16. The method of claim 8, wherein, during a single cardiac cycle, said non-Cartesian data corresponds to at most 15% of the data set for generating said image of said at least the portion of the body of said subject.

17. The method of claim 1, further comprising, between (a) and (b), supplying a fat saturation RF pulse to said at least the portion of a body of said subject.

18. The method of claim 1, further comprising, in (b), detecting said MR signals during mid-diastole.

19. The method of claim 1, wherein said MR signals are detected from multiple regions of interest in said at least the portion of a body of said subject.

20. The method of claim 1, wherein (a)-(c) are repeated at least one time within said single breath hold of said subject to generate a data set corresponding to a first post-injection time point.

21. The method of claim 20, further comprising repeating (a)-(d) to generate a plurality of data sets, wherein each repetition of (a)-(d) is performed within a separate breath-hold of said subject.

22. The method of claim 21, wherein each data set corresponds to a separate time point subsequent to the injection of a precursor of a contrast agent to said subject.

23. A method for acquiring three-dimensional volumetric scan from a subject using magnetic resonance imaging (MRI), comprising acquiring, with the aid of an MRI system, a plurality of time-efficient non-Cartesian readouts from said subject within a single breath hold of said subject, wherein said single breath hold comprises 60 heart beats or less.

24. The method of claim 23, further comprising administering a precursor of a contrast agent to said subject prior to said acquiring.

25. The method of claim 23, wherein said single breath hold comprises 30 heart beats or less.

26. The method of claim 23, wherein said single breath hold comprises 15 heart beats or less.

27. The method of claim 23, wherein (b) further comprises acquiring at least five readouts within a single breath hold.

28. The method of claim 23, wherein (b) further comprises acquiring at least ten readouts within a single breath hold.

29. The method of claim 23, wherein (b) further comprises acquiring at least fifteen readouts within a single breath hold.

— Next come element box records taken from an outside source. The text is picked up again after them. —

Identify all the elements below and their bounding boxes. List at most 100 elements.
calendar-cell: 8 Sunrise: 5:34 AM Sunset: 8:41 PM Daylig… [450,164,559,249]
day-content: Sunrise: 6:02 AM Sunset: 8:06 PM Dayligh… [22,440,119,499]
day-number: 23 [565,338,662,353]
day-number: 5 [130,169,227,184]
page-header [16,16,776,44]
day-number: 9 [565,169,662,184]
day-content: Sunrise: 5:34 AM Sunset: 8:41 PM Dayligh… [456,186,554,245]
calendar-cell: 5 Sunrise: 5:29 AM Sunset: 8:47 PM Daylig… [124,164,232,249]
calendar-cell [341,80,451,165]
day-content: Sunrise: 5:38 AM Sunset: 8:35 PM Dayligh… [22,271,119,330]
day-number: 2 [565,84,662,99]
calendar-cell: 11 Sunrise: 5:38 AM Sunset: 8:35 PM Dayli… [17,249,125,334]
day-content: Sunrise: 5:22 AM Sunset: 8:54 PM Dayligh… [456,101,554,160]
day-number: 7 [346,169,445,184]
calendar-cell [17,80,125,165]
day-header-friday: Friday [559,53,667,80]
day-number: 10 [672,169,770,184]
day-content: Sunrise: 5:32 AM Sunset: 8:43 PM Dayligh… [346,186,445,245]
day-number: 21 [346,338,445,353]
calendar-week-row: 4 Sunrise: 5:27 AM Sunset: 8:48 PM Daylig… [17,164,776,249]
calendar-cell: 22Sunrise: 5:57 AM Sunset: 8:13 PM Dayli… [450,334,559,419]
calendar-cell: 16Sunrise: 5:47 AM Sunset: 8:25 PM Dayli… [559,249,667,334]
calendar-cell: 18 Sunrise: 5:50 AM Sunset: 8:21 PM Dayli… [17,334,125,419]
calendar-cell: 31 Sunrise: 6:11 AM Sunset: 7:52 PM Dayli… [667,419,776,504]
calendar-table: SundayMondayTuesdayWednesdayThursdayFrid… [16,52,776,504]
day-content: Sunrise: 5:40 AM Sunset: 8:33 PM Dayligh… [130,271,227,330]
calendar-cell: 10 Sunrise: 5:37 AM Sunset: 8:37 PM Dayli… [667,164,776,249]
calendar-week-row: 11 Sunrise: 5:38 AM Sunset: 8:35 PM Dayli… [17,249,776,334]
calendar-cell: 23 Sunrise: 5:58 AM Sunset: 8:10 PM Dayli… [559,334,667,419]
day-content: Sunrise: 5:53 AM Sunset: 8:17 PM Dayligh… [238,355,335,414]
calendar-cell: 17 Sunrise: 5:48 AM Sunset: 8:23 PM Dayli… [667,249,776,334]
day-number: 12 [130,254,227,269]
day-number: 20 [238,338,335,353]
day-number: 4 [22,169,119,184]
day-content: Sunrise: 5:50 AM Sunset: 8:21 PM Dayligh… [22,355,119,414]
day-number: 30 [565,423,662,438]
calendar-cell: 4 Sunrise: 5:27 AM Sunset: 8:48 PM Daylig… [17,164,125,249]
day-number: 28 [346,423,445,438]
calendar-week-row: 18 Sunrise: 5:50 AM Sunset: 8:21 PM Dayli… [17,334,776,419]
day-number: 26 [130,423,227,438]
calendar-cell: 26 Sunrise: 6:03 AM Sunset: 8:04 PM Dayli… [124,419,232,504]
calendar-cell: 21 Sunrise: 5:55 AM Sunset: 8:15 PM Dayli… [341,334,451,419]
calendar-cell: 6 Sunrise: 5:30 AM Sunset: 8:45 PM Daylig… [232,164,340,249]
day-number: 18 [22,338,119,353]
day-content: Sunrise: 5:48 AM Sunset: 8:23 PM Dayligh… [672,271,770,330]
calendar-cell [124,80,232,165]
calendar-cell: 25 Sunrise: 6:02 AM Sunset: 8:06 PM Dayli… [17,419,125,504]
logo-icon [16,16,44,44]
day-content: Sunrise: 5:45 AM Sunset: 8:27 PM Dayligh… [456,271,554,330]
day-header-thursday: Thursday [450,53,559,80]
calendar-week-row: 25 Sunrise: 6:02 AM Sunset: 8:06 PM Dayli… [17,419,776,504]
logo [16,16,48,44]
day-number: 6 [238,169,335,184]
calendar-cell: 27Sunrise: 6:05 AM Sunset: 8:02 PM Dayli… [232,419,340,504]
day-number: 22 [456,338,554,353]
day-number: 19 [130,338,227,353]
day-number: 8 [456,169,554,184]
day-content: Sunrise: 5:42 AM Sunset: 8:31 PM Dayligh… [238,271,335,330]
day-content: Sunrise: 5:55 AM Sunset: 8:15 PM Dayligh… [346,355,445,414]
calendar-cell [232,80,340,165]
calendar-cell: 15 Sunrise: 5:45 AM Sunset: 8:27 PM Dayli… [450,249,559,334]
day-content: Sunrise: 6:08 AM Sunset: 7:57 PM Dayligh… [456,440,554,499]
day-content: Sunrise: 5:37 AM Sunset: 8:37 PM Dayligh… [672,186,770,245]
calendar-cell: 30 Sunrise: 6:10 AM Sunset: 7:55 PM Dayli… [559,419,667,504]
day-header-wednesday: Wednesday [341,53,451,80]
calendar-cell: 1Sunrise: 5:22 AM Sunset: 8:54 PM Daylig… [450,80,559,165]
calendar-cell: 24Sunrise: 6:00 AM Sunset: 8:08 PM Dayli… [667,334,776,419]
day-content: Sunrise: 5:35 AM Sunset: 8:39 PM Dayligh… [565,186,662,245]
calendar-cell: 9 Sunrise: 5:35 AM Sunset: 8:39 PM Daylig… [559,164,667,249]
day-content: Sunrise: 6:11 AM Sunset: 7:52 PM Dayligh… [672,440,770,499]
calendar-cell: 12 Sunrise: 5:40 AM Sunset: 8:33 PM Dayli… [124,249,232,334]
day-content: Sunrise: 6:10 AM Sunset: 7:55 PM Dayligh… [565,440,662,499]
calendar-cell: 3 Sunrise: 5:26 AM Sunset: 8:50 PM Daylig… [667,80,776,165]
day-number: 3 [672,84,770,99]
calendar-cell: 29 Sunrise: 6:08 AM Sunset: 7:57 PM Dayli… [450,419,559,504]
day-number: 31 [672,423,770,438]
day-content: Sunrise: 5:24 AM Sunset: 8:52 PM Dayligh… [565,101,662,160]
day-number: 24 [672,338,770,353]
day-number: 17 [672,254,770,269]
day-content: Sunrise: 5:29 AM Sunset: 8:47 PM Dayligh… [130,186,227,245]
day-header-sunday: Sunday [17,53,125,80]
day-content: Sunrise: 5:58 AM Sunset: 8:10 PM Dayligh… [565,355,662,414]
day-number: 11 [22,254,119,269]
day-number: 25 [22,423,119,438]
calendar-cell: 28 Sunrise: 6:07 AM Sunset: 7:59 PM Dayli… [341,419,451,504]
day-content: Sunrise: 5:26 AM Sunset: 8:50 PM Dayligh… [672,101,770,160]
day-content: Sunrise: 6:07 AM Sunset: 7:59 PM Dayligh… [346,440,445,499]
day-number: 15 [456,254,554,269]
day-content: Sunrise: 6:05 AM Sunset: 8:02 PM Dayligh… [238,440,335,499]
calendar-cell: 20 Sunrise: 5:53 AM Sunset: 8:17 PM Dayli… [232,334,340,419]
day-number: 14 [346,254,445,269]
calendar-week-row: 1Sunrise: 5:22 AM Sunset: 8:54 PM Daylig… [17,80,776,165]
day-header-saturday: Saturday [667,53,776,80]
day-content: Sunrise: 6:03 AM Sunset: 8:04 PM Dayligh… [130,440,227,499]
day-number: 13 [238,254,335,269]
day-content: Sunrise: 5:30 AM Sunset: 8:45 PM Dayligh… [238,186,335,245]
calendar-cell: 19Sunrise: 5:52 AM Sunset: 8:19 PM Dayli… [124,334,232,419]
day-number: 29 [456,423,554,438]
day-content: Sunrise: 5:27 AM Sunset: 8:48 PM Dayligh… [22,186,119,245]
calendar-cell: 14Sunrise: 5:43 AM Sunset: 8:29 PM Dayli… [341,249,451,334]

30. A system for acquiring a volumetric scan from at least a portion of a body of a subject suspected of exhibiting an observable manifestation of a disease or adverse health condition, comprising:

(a) a memory location that stores (i) pulse data corresponding to one or more radiofrequency (RF) pulses applied to said at least the portion of the body of the subject between individual heart beats of said subject, and (ii) signal data corresponding to magnetic resonance (MR) signals acquired from said at least the portion of the body of the subject during a single breath and within 60 heart beats or less, wherein within a data acquisition time interval an MR signal of said signal data is subsequent in time to an RF pulse of said pulse data within said given data acquisition time interval, and wherein said signal data comprises non-Cartesian data in k-space; and

(b) one or more computer processors coupled to said memory location, wherein said one or more computer processors process said non-Cartesian data retrieved from said memory location to generate an image of said at least the portion of the body of said subject.

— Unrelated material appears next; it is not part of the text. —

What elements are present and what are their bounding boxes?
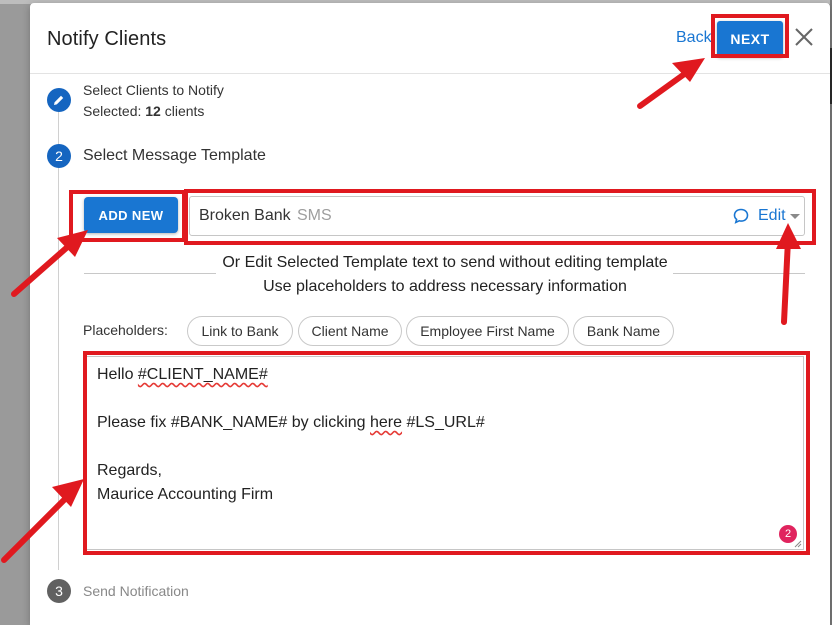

31. The system of claim 30, wherein said non-Cartesian data comprises a stack of spirals in k-space.

32. The system of claim 30, further comprising an electronic display coupled to said one or more computer processors, wherein said electronic display is for displaying said image of said at least the portion of the body of said subject.

33. The system of claim 30, wherein said at least the portion of the body of the subject comprises a heart of the subject.

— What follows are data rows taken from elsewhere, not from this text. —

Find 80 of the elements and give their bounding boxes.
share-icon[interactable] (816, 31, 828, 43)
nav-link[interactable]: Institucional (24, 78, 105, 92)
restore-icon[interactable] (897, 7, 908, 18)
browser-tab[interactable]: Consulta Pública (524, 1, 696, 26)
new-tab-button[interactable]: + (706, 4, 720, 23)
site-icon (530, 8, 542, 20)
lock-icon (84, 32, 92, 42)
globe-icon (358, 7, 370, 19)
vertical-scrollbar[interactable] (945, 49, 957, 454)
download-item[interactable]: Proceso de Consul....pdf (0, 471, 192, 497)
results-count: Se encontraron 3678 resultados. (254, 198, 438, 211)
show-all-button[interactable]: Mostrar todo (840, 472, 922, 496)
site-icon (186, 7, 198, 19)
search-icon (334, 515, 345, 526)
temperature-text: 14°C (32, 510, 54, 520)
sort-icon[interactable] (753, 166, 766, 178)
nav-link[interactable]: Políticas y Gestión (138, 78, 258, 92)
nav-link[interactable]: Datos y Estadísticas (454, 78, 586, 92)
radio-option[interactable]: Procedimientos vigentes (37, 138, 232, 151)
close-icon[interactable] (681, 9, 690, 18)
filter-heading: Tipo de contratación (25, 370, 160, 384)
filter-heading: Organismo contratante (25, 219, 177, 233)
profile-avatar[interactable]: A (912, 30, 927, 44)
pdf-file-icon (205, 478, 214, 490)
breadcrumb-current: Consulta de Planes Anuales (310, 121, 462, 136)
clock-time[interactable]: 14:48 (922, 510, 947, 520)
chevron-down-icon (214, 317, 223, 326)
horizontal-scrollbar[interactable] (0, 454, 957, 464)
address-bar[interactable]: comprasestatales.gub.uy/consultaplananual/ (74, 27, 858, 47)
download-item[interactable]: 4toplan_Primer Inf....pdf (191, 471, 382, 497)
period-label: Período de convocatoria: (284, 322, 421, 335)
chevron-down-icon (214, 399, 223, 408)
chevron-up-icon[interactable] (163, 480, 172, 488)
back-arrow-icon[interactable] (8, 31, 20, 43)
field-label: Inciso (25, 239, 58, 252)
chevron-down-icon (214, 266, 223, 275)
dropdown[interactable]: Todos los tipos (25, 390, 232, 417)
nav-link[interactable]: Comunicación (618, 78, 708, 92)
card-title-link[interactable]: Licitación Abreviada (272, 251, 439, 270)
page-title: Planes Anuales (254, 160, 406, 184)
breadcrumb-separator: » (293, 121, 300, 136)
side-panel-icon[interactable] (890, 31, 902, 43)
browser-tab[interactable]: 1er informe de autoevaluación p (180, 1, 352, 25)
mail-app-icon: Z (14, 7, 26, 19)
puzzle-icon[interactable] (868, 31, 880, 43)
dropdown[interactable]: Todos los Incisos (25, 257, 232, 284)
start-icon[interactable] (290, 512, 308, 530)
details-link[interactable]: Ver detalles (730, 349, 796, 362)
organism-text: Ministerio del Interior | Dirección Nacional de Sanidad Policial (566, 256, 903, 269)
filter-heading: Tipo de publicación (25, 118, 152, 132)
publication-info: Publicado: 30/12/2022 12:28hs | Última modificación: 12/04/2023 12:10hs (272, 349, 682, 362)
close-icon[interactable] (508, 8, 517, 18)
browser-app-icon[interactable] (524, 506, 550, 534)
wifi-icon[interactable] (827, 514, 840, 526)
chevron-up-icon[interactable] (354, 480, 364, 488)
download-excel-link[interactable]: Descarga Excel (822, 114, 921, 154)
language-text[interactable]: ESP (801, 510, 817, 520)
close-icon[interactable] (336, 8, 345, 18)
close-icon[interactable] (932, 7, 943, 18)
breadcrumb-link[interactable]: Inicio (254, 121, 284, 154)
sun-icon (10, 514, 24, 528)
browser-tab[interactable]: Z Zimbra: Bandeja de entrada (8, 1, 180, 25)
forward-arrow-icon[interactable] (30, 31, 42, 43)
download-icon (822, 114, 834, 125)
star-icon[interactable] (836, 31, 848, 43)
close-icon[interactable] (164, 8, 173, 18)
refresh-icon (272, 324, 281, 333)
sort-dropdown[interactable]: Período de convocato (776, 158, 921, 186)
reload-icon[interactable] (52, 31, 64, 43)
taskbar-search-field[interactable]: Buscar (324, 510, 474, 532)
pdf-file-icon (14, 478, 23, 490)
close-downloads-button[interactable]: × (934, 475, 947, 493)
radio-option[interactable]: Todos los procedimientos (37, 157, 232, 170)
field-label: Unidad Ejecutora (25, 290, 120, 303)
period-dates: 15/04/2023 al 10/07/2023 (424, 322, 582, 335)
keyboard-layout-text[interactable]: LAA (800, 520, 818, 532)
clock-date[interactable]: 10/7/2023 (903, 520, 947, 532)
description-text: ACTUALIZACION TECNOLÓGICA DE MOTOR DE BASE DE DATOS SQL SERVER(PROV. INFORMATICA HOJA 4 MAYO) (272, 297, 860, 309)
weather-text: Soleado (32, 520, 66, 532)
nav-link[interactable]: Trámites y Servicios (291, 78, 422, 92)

34. The system of claim 30, wherein said memory location comprises machine executable code which, when executed by at least a subject of said one or more computer processors, implements self-consistent parallel imaging reconstruction to generate said image.

35. The system of claim 30, wherein said one or more RF pulses comprise an inversion pulse.

36. The system of claim 35, wherein said one or more RF pulses further comprise a fat saturation pulse.